The answer is a clear “Kind of…”.
If you want a more detailed reply, maybe you should watch this video from AVweb VODCAST with Paul Bertorelli interviewing Dr. Pat Anderson of Embry-Riddle Aeronautical University:
Years ago, I visited Dr. Anderson at ERAU and saw him work with his students on improving battery technology and controllers and on ways to make them safe for use on board of airplanes.
At the time we had all high hopes that batteries would develop fast into lighter and more dense energy storage solutions.
When I talked with him more recently, I took one message home from the conversation: “In the last ten years battery storage capacity has improved 3% per year on the average.”
That does not sound too encouraging from the mouth of someone who really has spent much of his time in the last ten years to acquire knowledge and expertise about electric flight like almost no one else.
And it is clear, as of today, we cannot design and produce an aircraft with electric propulsion from batteries that can compete with comparable light aircraft.
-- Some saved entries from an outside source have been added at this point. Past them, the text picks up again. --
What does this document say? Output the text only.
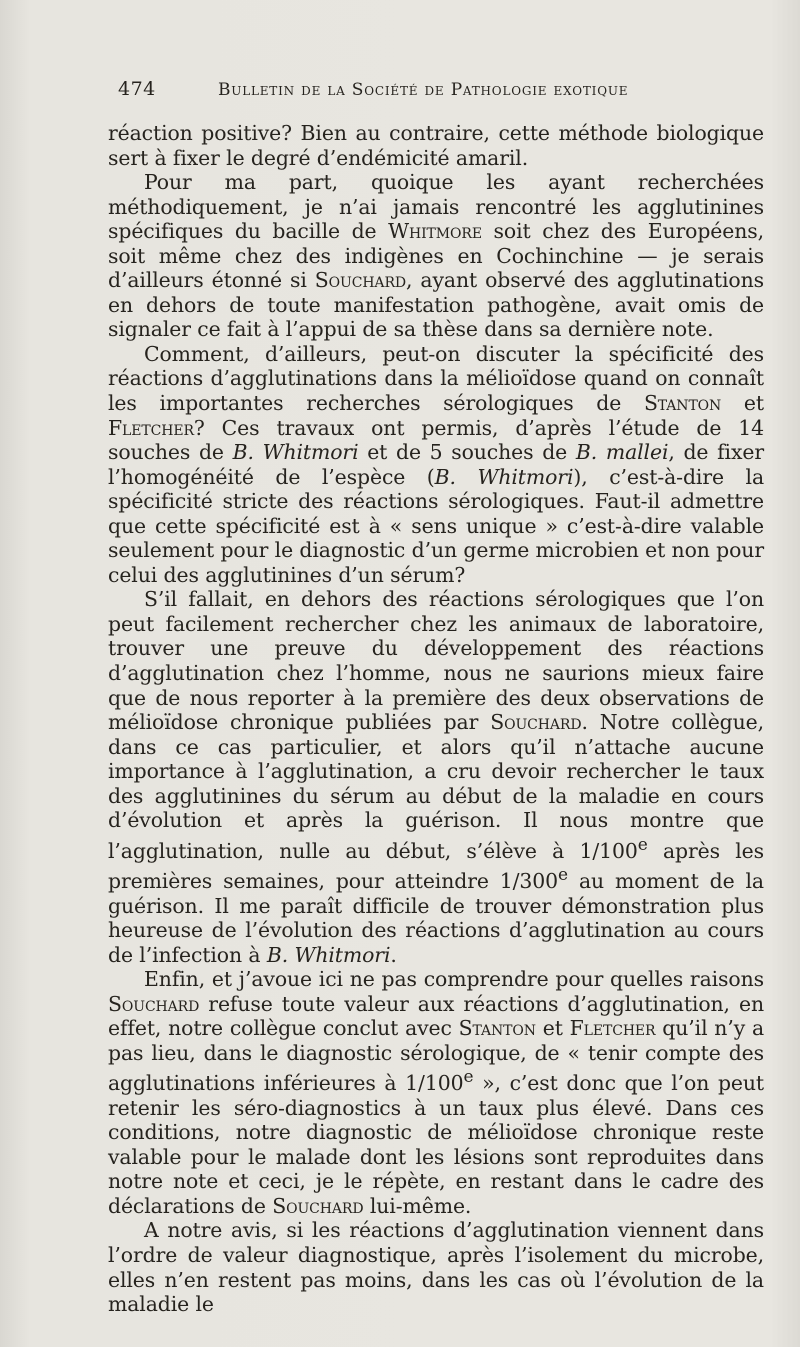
474	Bulletin de la Société de Pathologie exotique

réaction positive? Bien au contraire, cette méthode biologique sert à fixer le degré d’endémicité amaril.

Pour ma part, quoique les ayant recherchées méthodiquement, je n’ai jamais rencontré les agglutinines spécifiques du bacille de Whitmore soit chez des Européens, soit même chez des indigènes en Cochinchine — je serais d’ailleurs étonné si Souchard, ayant observé des agglutinations en dehors de toute manifestation pathogène, avait omis de signaler ce fait à l’appui de sa thèse dans sa dernière note.

Comment, d’ailleurs, peut-on discuter la spécificité des réactions d’agglutinations dans la mélioïdose quand on connaît les importantes recherches sérologiques de Stanton et Fletcher? Ces travaux ont permis, d’après l’étude de 14 souches de B. Whitmori et de 5 souches de B. mallei, de fixer l’homogénéité de l’espèce (B. Whitmori), c’est-à-dire la spécificité stricte des réactions sérologiques. Faut-il admettre que cette spécificité est à « sens unique » c’est-à-dire valable seulement pour le diagnostic d’un germe microbien et non pour celui des agglutinines d’un sérum?

S’il fallait, en dehors des réactions sérologiques que l’on peut facilement rechercher chez les animaux de laboratoire, trouver une preuve du développement des réactions d’agglutination chez l’homme, nous ne saurions mieux faire que de nous reporter à la première des deux observations de mélioïdose chronique publiées par Souchard. Notre collègue, dans ce cas particulier, et alors qu’il n’attache aucune importance à l’agglutination, a cru devoir rechercher le taux des agglutinines du sérum au début de la maladie en cours d’évolution et après la guérison. Il nous montre que l’agglutination, nulle au début, s’élève à 1/100e après les premières semaines, pour atteindre 1/300e au moment de la guérison. Il me paraît difficile de trouver démonstration plus heureuse de l’évolution des réactions d’agglutination au cours de l’infection à B. Whitmori.

Enfin, et j’avoue ici ne pas comprendre pour quelles raisons Souchard refuse toute valeur aux réactions d’agglutination, en effet, notre collègue conclut avec Stanton et Fletcher qu’il n’y a pas lieu, dans le diagnostic sérologique, de « tenir compte des agglutinations inférieures à 1/100e », c’est donc que l’on peut retenir les séro-diagnostics à un taux plus élevé. Dans ces conditions, notre diagnostic de mélioïdose chronique reste valable pour le malade dont les lésions sont reproduites dans notre note et ceci, je le répète, en restant dans le cadre des déclarations de Souchard lui-même.

A notre avis, si les réactions d’agglutination viennent dans l’ordre de valeur diagnostique, après l’isolement du microbe, elles n’en restent pas moins, dans les cas où l’évolution de la maladie le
The problem are the batteries. They are not there yet. That may change. But as long as we have no concrete information about new developments, we cannot count on that.
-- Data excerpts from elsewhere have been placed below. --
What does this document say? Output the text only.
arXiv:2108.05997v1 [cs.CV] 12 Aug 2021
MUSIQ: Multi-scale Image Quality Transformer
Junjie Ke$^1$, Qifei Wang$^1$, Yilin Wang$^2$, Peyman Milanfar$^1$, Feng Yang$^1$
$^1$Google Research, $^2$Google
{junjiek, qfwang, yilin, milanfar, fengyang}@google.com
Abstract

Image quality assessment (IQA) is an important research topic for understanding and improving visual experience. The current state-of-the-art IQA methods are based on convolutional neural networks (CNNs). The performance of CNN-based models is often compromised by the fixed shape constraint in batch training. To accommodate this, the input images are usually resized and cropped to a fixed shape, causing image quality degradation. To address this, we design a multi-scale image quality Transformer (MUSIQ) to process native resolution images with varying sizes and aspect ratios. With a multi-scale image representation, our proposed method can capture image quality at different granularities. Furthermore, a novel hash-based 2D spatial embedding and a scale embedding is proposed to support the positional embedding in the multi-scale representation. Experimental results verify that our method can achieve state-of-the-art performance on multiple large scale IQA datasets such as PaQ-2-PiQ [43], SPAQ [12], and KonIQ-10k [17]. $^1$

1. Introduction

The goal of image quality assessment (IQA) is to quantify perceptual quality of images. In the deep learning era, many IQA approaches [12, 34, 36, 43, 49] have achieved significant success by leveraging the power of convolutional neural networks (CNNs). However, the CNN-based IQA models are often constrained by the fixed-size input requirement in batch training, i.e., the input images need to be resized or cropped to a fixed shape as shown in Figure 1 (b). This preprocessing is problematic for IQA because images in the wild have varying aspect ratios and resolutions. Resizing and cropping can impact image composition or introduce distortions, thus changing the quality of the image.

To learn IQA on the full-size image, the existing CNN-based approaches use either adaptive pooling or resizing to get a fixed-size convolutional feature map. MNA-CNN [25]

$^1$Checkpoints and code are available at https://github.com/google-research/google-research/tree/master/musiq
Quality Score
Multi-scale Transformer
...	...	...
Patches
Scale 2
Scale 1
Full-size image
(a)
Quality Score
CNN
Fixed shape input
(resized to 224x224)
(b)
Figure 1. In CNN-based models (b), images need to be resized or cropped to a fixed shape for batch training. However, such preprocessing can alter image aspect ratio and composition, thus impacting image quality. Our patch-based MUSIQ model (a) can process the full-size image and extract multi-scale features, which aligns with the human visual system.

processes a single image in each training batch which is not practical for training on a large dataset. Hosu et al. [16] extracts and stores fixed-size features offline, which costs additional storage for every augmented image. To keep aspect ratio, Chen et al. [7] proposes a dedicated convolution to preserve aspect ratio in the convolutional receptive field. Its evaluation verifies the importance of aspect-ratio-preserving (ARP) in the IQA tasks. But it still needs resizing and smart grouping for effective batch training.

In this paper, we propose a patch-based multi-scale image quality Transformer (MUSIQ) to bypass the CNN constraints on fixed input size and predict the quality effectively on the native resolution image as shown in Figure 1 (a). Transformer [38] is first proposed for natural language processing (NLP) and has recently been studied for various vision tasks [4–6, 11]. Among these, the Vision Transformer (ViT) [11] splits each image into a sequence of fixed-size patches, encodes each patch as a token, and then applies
But there is one thing we can do today: We can create a pure electric airplane, based on MS-1, that would be ideal to serve in a flight school environment. Many flight training missions take an hour flight time. Beyond that we need 30 minutes reserve. That’s an FAA standard which will not be up for discussion.
But an hour and thirty minutes is doable with batteries.
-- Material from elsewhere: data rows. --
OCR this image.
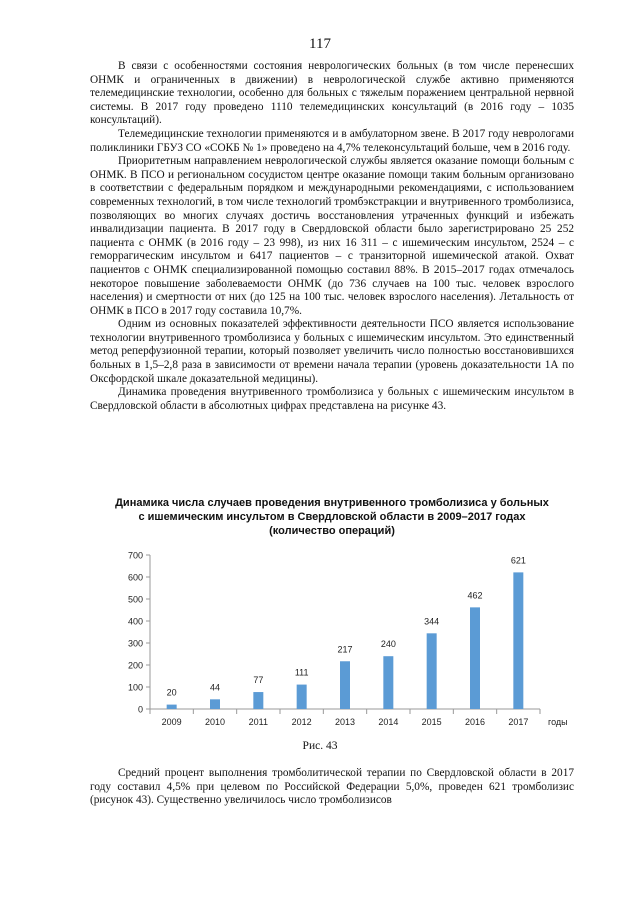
117

В связи с особенностями состояния неврологических больных (в том числе перенесших ОНМК и ограниченных в движении) в неврологической службе активно применяются телемедицинские технологии, особенно для больных с тяжелым поражением центральной нервной системы. В 2017 году проведено 1110 телемедицинских консультаций (в 2016 году – 1035 консультаций).

Телемедицинские технологии применяются и в амбулаторном звене. В 2017 году неврологами поликлиники ГБУЗ СО «СОКБ № 1» проведено на 4,7% телеконсультаций больше, чем в 2016 году.

Приоритетным направлением неврологической службы является оказание помощи больным с ОНМК. В ПСО и региональном сосудистом центре оказание помощи таким больным организовано в соответствии с федеральным порядком и международными рекомендациями, с использованием современных технологий, в том числе технологий тромбэкстракции и внутривенного тромболизиса, позволяющих во многих случаях достичь восстановления утраченных функций и избежать инвалидизации пациента. В 2017 году в Свердловской области было зарегистрировано 25 252 пациента с ОНМК (в 2016 году – 23 998), из них 16 311 – с ишемическим инсультом, 2524 – с геморрагическим инсультом и 6417 пациентов – с транзиторной ишемической атакой. Охват пациентов с ОНМК специализированной помощью составил 88%. В 2015–2017 годах отмечалось некоторое повышение заболеваемости ОНМК (до 736 случаев на 100 тыс. человек взрослого населения) и смертности от них (до 125 на 100 тыс. человек взрослого населения). Летальность от ОНМК в ПСО в 2017 году составила 10,7%.

Одним из основных показателей эффективности деятельности ПСО является использование технологии внутривенного тромболизиса у больных с ишемическим инсультом. Это единственный метод реперфузионной терапии, который позволяет увеличить число полностью восстановившихся больных в 1,5–2,8 раза в зависимости от времени начала терапии (уровень доказательности 1А по Оксфордской шкале доказательной медицины).

Динамика проведения внутривенного тромболизиса у больных с ишемическим инсультом в Свердловской области в абсолютных цифрах представлена на рисунке 43.

Динамика числа случаев проведения внутривенного тромболизиса у больных
с ишемическим инсультом в Свердловской области в 2009–2017 годах
(количество операций)
0
100
200
300
400
500
600
700
20
2009
44
2010
77
2011
111
2012
217
2013
240
2014
344
2015
462
2016
621
2017 годы
Рис. 43

Средний процент выполнения тромболитической терапии по Свердловской области в 2017 году составил 4,5% при целевом по Российской Федерации 5,0%, проведен 621 тромболизис (рисунок 43). Существенно увеличилось число тромболизисов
And in a flight school environment, airplanes return to the home base after such a mission. There they can be recharged. Like this:
We will develop the airplane and the charging infrastructure for flight schools and FBOs.
The next step will be an airplane with electric motor, batteries and range extender. What we call Hybrid on our roads. This one will have a range similar to today’s piston engine aircraft but will be much less polluting the planet.
This is not yet the ideal solution. But a big step forward and a thousand times better than doing nothing.